There was a panel discussion titled: “Women In Space,” that included three different women. Outside of that panel the only time I saw women on stage was in the role of moderator. (I did see the PR Kickstarter talk by Caitlyn O’Keefe, but that had to do with marketing, social media and PR, not space science directly.) They were there in the audience however; and they did ask a number of thoughtful questions. I will say this, briefly, women need to be present on panels about other topics besides “Women in Space” in equal numbers that they are represented in the industry, at least. I don’t think it is effective to separate an already marginalized group, because as it turns out, in real life, women are simply part of multimember teams and organizations working on developing the space industry. They are figuring out how to mine asteroids. Why weren’t they talking about mining asteroids? They are trying to design, build, and fund a lunar base. How come they weren’t talking about that work?
The space industry needs to be more inclusive of all different types of people in order to be successful and relevant into the future. If young people, minorities, and women can’t see themselves working in the industry because there are few similar role models, who will take the baton from the aging Apollo generation managers?
Technology at the Conference – At a technology based conference technology should work.
There is no doubt about it, we are entering a world which is heavily reliant on technology solutions to bring people together even when geography does not allow it. Several of the sessions I attended were delivered via Skype, however the hotel provided wi-fi did not support the bandwidth required to effectively host a Skype video conference.
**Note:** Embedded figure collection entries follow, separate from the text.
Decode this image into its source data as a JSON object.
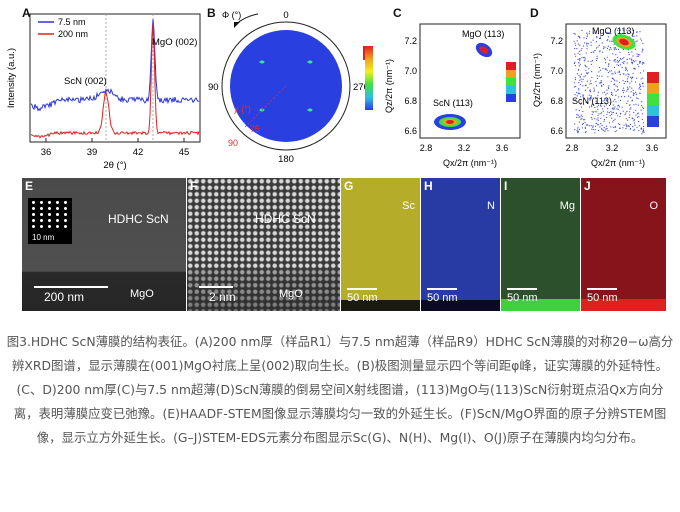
{
  "panelA": {
    "letter": "A",
    "ylabel": "Intensity (a.u.)",
    "xlabel": "2θ (°)",
    "xticks": [
      "36",
      "39",
      "42",
      "45"
    ],
    "legend": [
      "7.5 nm",
      "200 nm"
    ],
    "annot_mgo": "MgO (002)",
    "annot_scn": "ScN (002)",
    "colors": {
      "blue": "#2b35d8",
      "red": "#e02020"
    }
  },
  "panelB": {
    "letter": "B",
    "phi_label": "Φ (°)",
    "angle_0": "0",
    "angle_90": "90",
    "angle_180": "180",
    "angle_270": "270",
    "chi_label": "χ (°)",
    "chi_75": "75",
    "chi_90": "90",
    "fill": "#2a3fe0"
  },
  "panelC": {
    "letter": "C",
    "ylabel": "Qz/2π (nm⁻¹)",
    "xlabel": "Qx/2π (nm⁻¹)",
    "yticks": [
      "7.2",
      "7.0",
      "6.8",
      "6.6"
    ],
    "xticks": [
      "2.8",
      "3.2",
      "3.6"
    ],
    "annot_mgo": "MgO (113)",
    "annot_scn": "ScN (113)"
  },
  "panelD": {
    "letter": "D",
    "ylabel": "Qz/2π (nm⁻¹)",
    "xlabel": "Qx/2π (nm⁻¹)",
    "yticks": [
      "7.2",
      "7.0",
      "6.8",
      "6.6"
    ],
    "xticks": [
      "2.8",
      "3.2",
      "3.6"
    ],
    "annot_mgo": "MgO (113)",
    "annot_scn": "ScN (113)"
  },
  "panelE": {
    "letter": "E",
    "label_top": "HDHC ScN",
    "label_bottom": "MgO",
    "scale": "200 nm",
    "inset_scale": "10 nm"
  },
  "panelF": {
    "letter": "F",
    "label_top": "HDHC ScN",
    "label_bottom": "MgO",
    "scale": "2 nm"
  },
  "panelG": {
    "letter": "G",
    "element": "Sc",
    "scale": "50 nm",
    "color": "#b8b02a"
  },
  "panelH": {
    "letter": "H",
    "element": "N",
    "scale": "50 nm",
    "color": "#2a3aa8"
  },
  "panelI": {
    "letter": "I",
    "element": "Mg",
    "scale": "50 nm",
    "color": "#2f5a2f"
  },
  "panelJ": {
    "letter": "J",
    "element": "O",
    "scale": "50 nm",
    "color": "#8a1418"
  },
  "caption": "图3.HDHC ScN薄膜的结构表征。(A)200 nm厚（样品R1）与7.5 nm超薄（样品R9）HDHC ScN薄膜的对称2θ−ω高分辨XRD图谱，显示薄膜在(001)MgO衬底上呈(002)取向生长。(B)极图测量显示四个等间距φ峰，证实薄膜的外延特性。(C、D)200 nm厚(C)与7.5 nm超薄(D)ScN薄膜的倒易空间X射线图谱，(113)MgO与(113)ScN衍射斑点沿Qx方向分离，表明薄膜应变已弛豫。(E)HAADF-STEM图像显示薄膜均匀一致的外延生长。(F)ScN/MgO界面的原子分辨STEM图像，显示立方外延生长。(G–J)STEM-EDS元素分布图显示Sc(G)、N(H)、Mg(I)、O(J)原子在薄膜内均匀分布。"
}
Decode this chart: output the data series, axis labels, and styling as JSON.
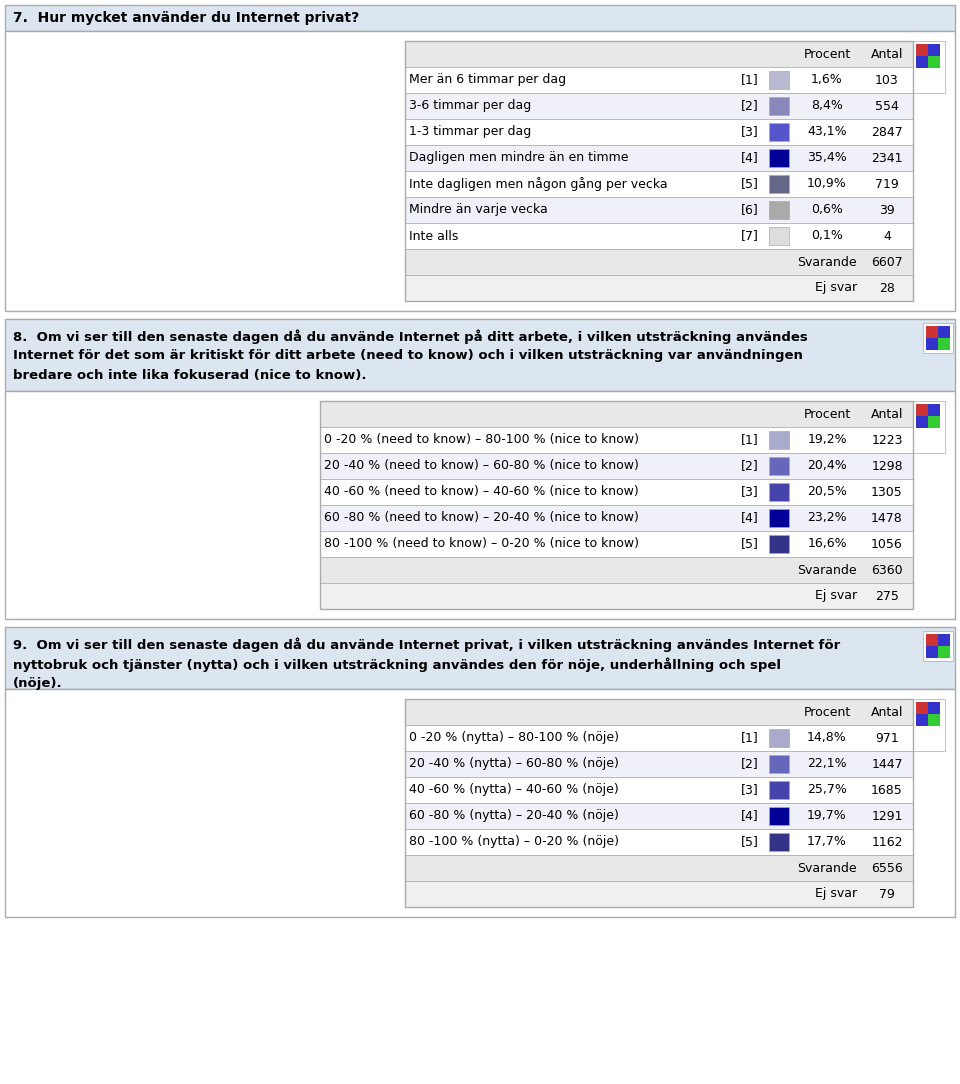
{
  "title7": "7.  Hur mycket använder du Internet privat?",
  "title8": "8.  Om vi ser till den senaste dagen då du använde Internet på ditt arbete, i vilken utsträckning användes\nInternet för det som är kritiskt för ditt arbete (need to know) och i vilken utsträckning var användningen\nbredare och inte lika fokuserad (nice to know).",
  "title9": "9.  Om vi ser till den senaste dagen då du använde Internet privat, i vilken utsträckning användes Internet för\nnyttobruk och tjänster (nytta) och i vilken utsträckning användes den för nöje, underhållning och spel\n(nöje).",
  "q7_rows": [
    {
      "label": "Mer än 6 timmar per dag",
      "code": "[1]",
      "pct": "1,6%",
      "antal": "103",
      "color": "#b8b8d0"
    },
    {
      "label": "3-6 timmar per dag",
      "code": "[2]",
      "pct": "8,4%",
      "antal": "554",
      "color": "#8888bb"
    },
    {
      "label": "1-3 timmar per dag",
      "code": "[3]",
      "pct": "43,1%",
      "antal": "2847",
      "color": "#5555cc"
    },
    {
      "label": "Dagligen men mindre än en timme",
      "code": "[4]",
      "pct": "35,4%",
      "antal": "2341",
      "color": "#000099"
    },
    {
      "label": "Inte dagligen men någon gång per vecka",
      "code": "[5]",
      "pct": "10,9%",
      "antal": "719",
      "color": "#666688"
    },
    {
      "label": "Mindre än varje vecka",
      "code": "[6]",
      "pct": "0,6%",
      "antal": "39",
      "color": "#aaaaaa"
    },
    {
      "label": "Inte alls",
      "code": "[7]",
      "pct": "0,1%",
      "antal": "4",
      "color": "#dddddd"
    }
  ],
  "q7_svarande": "6607",
  "q7_ejsvar": "28",
  "q8_rows": [
    {
      "label": "0 -20 % (need to know) – 80-100 % (nice to know)",
      "code": "[1]",
      "pct": "19,2%",
      "antal": "1223",
      "color": "#aaaacc"
    },
    {
      "label": "20 -40 % (need to know) – 60-80 % (nice to know)",
      "code": "[2]",
      "pct": "20,4%",
      "antal": "1298",
      "color": "#6666bb"
    },
    {
      "label": "40 -60 % (need to know) – 40-60 % (nice to know)",
      "code": "[3]",
      "pct": "20,5%",
      "antal": "1305",
      "color": "#4444aa"
    },
    {
      "label": "60 -80 % (need to know) – 20-40 % (nice to know)",
      "code": "[4]",
      "pct": "23,2%",
      "antal": "1478",
      "color": "#000099"
    },
    {
      "label": "80 -100 % (need to know) – 0-20 % (nice to know)",
      "code": "[5]",
      "pct": "16,6%",
      "antal": "1056",
      "color": "#333388"
    }
  ],
  "q8_svarande": "6360",
  "q8_ejsvar": "275",
  "q9_rows": [
    {
      "label": "0 -20 % (nytta) – 80-100 % (nöje)",
      "code": "[1]",
      "pct": "14,8%",
      "antal": "971",
      "color": "#aaaacc"
    },
    {
      "label": "20 -40 % (nytta) – 60-80 % (nöje)",
      "code": "[2]",
      "pct": "22,1%",
      "antal": "1447",
      "color": "#6666bb"
    },
    {
      "label": "40 -60 % (nytta) – 40-60 % (nöje)",
      "code": "[3]",
      "pct": "25,7%",
      "antal": "1685",
      "color": "#4444aa"
    },
    {
      "label": "60 -80 % (nytta) – 20-40 % (nöje)",
      "code": "[4]",
      "pct": "19,7%",
      "antal": "1291",
      "color": "#000099"
    },
    {
      "label": "80 -100 % (nytta) – 0-20 % (nöje)",
      "code": "[5]",
      "pct": "17,7%",
      "antal": "1162",
      "color": "#333388"
    }
  ],
  "q9_svarande": "6556",
  "q9_ejsvar": "79",
  "border_color": "#aaaaaa",
  "title_bg": "#dce6f1",
  "content_bg": "#ffffff",
  "header_row_bg": "#e8e8e8",
  "row_bg_a": "#ffffff",
  "row_bg_b": "#f0f0f8",
  "footer_row_bg": "#e8e8e8",
  "footer2_row_bg": "#f0f0f0",
  "font_size": 9,
  "title_font_size": 9.5
}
It is typical of hotel wi-fi to be subpar but it should not be acceptable as it delays and foreshortens the time to learn and connect between attendees and presenters. In addition to Skype issues, I was unable to tweet about the event as cell service in the hotel was very poor and the hotel wi-fi credentials for attendees were not widely posted. I also did not take many photos at the event (hence lack of photos here) because I couldn’t post about it right away.
In addition to the subpar wi-fi it should be understood that much of the time people travel a long way to a professional conference for the personal experience gained through face-to-face interactions at the event. Presenting at a conference via Skype should be a rare occurrence and done only when absolutely necessary.
Structure of the Conference Itself – How many tracks makes sense?
The conference was separated into numerous tracks of information which shifted from day to day. Although I found the content of each talk I attended compelling, it was somewhat confusing to navigate and decide which talk I would most want to attend at any given time. I felt the tracks could have been more clearly defined and some could have been combined to create a more clear delineation of topics for attendees to choose from. I also felt that the number of tracks at any given time divided the attendee base into groups that were on the small side. Small groups at conferences sometimes don’t generate the excitement, interest, and questions that slightly larger groups do with ease. The single track of the Starship Congress for an event of its size was ideal, especially for the morning sessions. I don’t think the ISDC would have been optimal with a single track. Three of four, as opposed to six or seven, would have created more opportunities to people to meet and commingle with like minded professionals in a somewhat personal atmosphere more successfully, in my opinion.